US Records More Than 100,000 Daily Coronavirus Cases For First Time
Coronavirus case numbers have sky-rocketed in the United States, after daily infection rates surpassed 100,000.
The United States yesterday, November 4, recorded 102,831 daily cases, according to John Hopkins University.
The numbers, as reported by CNN, show that it didn’t take long for the US to continue on its upward trajectory since reports suggested it had hit 100,000 cases a day last week, on Saturday, October 31.
With everything else that is going on in the United States, it’s understandable that people are not paying as much attention to the dangers of the virus, especially when it comes to voting in the November 3 US election. Even though people have, in some states, been socially-distanced queuing and masked-up in their thousands, there could be an increase in cases to arise over the next 1-2 weeks as a result.

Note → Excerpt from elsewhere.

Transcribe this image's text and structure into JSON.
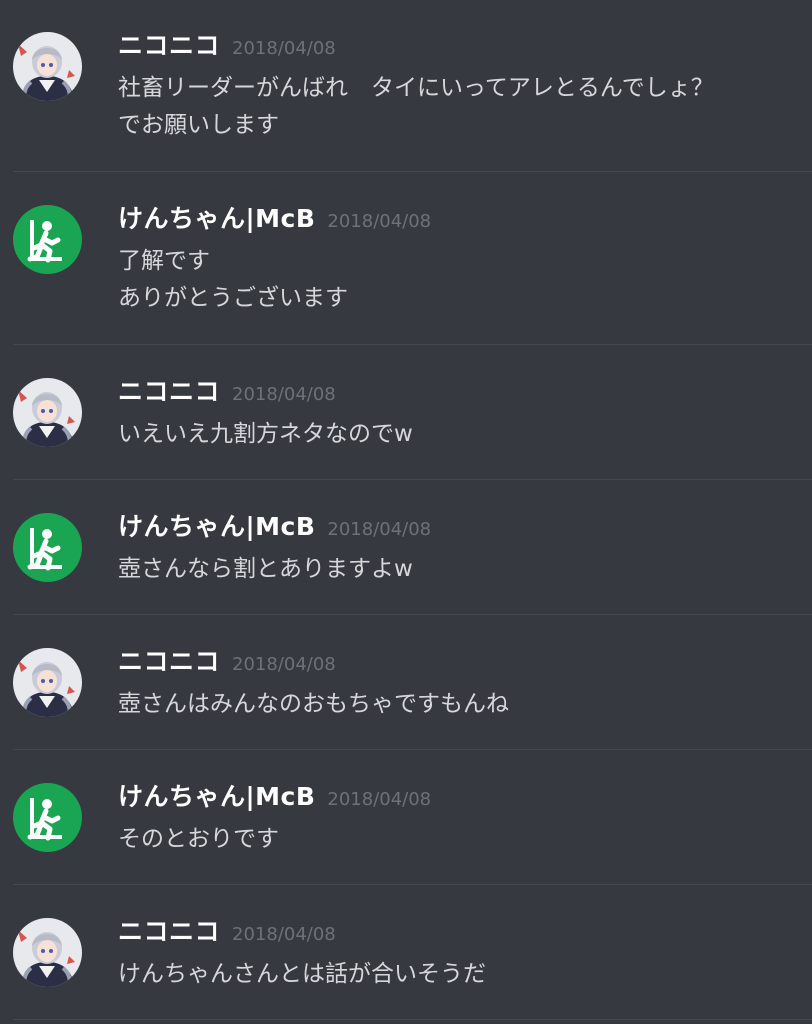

Despite many using PPE and taking the pandemic seriously as they voted for the future president, the infection rate will inevitably go up after some 140 million people (admittedly a chunk doing so via post) went out to their local polling station.
The US had more than 1,100 coronavirus deaths recorded on Wednesday, November 4, which also coincided with the country’s highest ever infection rate.
There’s currently over 50,000 people in hospital suffering from the effects of the virus, which is an increase of around 64% since October, BBC News reports.
With the country’s (and world’s) media firmly focused on the gripping and prolonged presidential race, and looks set to be that way for the rest of the week, other developments have largely gone unnoticed.
The morning after the election, again on November 4, the US officially cut all ties from the Paris Agreement that had been in place with them for half a decade. Joe Biden has said he would re-enter the agreement if he became president.
Currently, there have been more than 9,485,000 confirmed coronavirus cases in the US. Of that, 233,717 deaths have occurred, with some 3.7 million recoveries.